In App Features
ML JupyterLab is an app in the AI/ML Accelerator package. A license is required in order to use the AI/ML Accelerator package. For more information, please contact DNAnexus Sales via [email protected].
The ML JupyterLab maintains the core features of a DXJupyterLab environment (for detailed information, please see here). To be specialized for ML work, the app is added with multiple new features which are listed below.
In-App Features of ML JupyterLab
ML JupyterLab is an app in the AI/ML Accelerator package. A license is required in order to use the AI/ML Accelerator package. For more information, please contact DNAnexus Sales via [email protected].
The ML JupyterLab maintains the core features of a DXJupyterLab environment (for detailed information, please see here). To be specialized for ML work, the app is added with multiple new features which are listed below.
Kernel
ML JupyterLab uses python 3.10.4 kernel.

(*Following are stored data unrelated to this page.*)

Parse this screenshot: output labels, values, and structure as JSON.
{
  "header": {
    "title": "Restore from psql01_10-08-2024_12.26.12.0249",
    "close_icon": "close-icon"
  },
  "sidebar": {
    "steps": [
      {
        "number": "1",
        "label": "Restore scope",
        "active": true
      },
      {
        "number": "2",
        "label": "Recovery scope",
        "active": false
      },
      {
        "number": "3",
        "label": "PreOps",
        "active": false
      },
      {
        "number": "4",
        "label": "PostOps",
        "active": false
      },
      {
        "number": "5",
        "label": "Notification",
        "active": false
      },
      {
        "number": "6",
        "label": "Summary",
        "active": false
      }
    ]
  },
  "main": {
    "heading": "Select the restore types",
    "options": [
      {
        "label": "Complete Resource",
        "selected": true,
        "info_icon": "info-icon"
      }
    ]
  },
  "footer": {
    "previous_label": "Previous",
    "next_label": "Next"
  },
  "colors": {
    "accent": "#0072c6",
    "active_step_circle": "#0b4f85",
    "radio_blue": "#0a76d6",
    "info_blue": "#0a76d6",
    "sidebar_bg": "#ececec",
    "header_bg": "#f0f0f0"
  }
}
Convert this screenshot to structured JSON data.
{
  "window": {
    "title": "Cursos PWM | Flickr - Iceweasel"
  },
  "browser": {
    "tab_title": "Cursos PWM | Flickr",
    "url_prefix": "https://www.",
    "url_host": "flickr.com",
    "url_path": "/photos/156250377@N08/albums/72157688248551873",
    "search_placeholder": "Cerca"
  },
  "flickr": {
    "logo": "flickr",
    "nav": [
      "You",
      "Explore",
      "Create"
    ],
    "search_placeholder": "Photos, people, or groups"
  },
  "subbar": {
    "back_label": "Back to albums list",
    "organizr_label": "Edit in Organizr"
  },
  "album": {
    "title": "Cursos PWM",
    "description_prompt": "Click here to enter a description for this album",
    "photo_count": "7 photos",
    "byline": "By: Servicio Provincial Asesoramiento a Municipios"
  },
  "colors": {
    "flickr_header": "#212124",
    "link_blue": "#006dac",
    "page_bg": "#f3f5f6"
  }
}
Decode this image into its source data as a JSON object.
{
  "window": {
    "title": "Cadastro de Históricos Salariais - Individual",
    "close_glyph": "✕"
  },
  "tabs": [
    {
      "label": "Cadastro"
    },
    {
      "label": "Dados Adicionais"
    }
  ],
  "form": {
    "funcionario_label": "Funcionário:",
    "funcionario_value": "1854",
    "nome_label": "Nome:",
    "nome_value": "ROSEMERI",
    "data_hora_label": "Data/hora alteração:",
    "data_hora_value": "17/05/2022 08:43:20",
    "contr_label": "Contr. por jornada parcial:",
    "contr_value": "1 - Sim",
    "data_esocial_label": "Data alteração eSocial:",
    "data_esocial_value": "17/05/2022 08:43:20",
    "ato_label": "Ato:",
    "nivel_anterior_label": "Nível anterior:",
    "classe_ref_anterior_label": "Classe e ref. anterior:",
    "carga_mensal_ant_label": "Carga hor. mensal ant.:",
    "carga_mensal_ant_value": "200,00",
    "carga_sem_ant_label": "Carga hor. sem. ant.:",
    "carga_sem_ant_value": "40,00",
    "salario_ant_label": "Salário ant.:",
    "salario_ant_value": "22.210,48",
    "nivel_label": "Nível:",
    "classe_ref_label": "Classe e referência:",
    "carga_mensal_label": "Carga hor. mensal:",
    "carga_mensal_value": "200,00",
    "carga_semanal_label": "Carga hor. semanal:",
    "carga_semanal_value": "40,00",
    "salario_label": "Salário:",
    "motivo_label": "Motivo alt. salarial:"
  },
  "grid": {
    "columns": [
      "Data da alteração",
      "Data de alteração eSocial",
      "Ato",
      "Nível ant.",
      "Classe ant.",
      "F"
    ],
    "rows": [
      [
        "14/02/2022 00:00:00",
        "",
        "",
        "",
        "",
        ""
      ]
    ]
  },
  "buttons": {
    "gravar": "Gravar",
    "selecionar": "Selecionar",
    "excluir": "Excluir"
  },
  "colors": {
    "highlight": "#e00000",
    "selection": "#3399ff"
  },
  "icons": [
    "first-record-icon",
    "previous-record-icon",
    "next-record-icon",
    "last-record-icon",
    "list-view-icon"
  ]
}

This version provides a stable and widely-used environment for data science and machine learning tasks. It is fully compatible with a wide range of data processing and machine learning libraries, including NumPy, Pandas, Scikit-learn, TensorFlow, and PyTorch, enabling efficient model development and experimentation.
Pre-installed ML packages
Each Docker image in Docker image for the Ray node is pre-installed with state-of-the-art Python packages for ML development. Below are the exclusive list of packages and their version.
Docker Image: buildspec-1.0/ray-2.32.0-py310-cpu
Packages
Version
dxpy
>=0.385.0
pandas
2.0.3
fsspec_dnanexus
0.2.6
modin
0.23.1
pycaret
3.3.2
xgboost
1.7.6
stabl
1.0.0
scikit-learn
1.4.2
lightgbm
4.5.0
tensorflow
2.12.1
torch
2.4.1
torchaudio
2.4.1
torchvision
0.19.1
Docker Image: buildspec-1.0/ray-2.32.0-py310-gpu-pytorch
Packages
Version
dxpy
>=0.385.0
pandas
2.0.3
fsspec_dnanexus
0.2.6
modin
0.23.1
pycaret
3.3.2
xgboost
1.7.6
stabl
1.0.0
scikit-learn
1.4.2
lightgbm
4.5.0
torch
2.5.1+cu118
torchaudio
2.5.1+cu118
torchvision
0.20.1+cu118
Docker Image: buildspec-1.0/ray-2.32.0-py310-gpu-tensorflow
Packages
Version
dxpy
>=0.385.0
pandas
2.0.3
fsspec_dnanexus
0.2.6
modin
0.23.1
pycaret
3.3.2
xgboost
1.7.6
stabl
1.0.0
scikit-learn
1.4.2
lightgbm
4.5.0
tensorflow
2.12.1
fsspec-dnanexus
fsspec-dnanexus is a pre-installed Python library on the ML JupyterLab that abstracts file system operations, providing the unified APIs for interacting with the DNAnexus project storage. It simplifies working with files on the DNAnexus project by direct access without the need for downloading data to the local storage of the JupyterLab environment.
Here is an example use of fsspec-dnanexus to read a .csv file from DNAnexus project
import pandas as pd
df = pd.read_csv("dnanexus://my-dx-project:/folder/data.csv")
For the detailed usage, please refer to the Official PyPI page.
Environment Snapshots
It is possible to save the current session environment and data and reload it later by creating a session snapshot (DNAnexus > Create Snapshot).
A ML JupyterLab session is run in a Docker container, and a session snapshot file is a tarball generated by saving the Docker container state (with the docker commit and docker save commands). Any installed packages and files created locally are saved to a snapshot file, with the exception of directories /home/dnanexus and /mnt/, which are not included. This file is then uploaded to the project to .Notebook_snapshots and can be passed as input the next time the app is started.
Ray dashboard
ML JupyterLab provides access to the Ray Dashboard, a powerful tool for monitoring and managing distributed applications built using Ray. The dashboard gives users real-time insights into their Ray clusters and distributed applications.
Key Features of the Ray Dashboard:
Cluster Monitoring: Get an overview of the state of your Ray cluster, including node health, task statuses, and resource utilization.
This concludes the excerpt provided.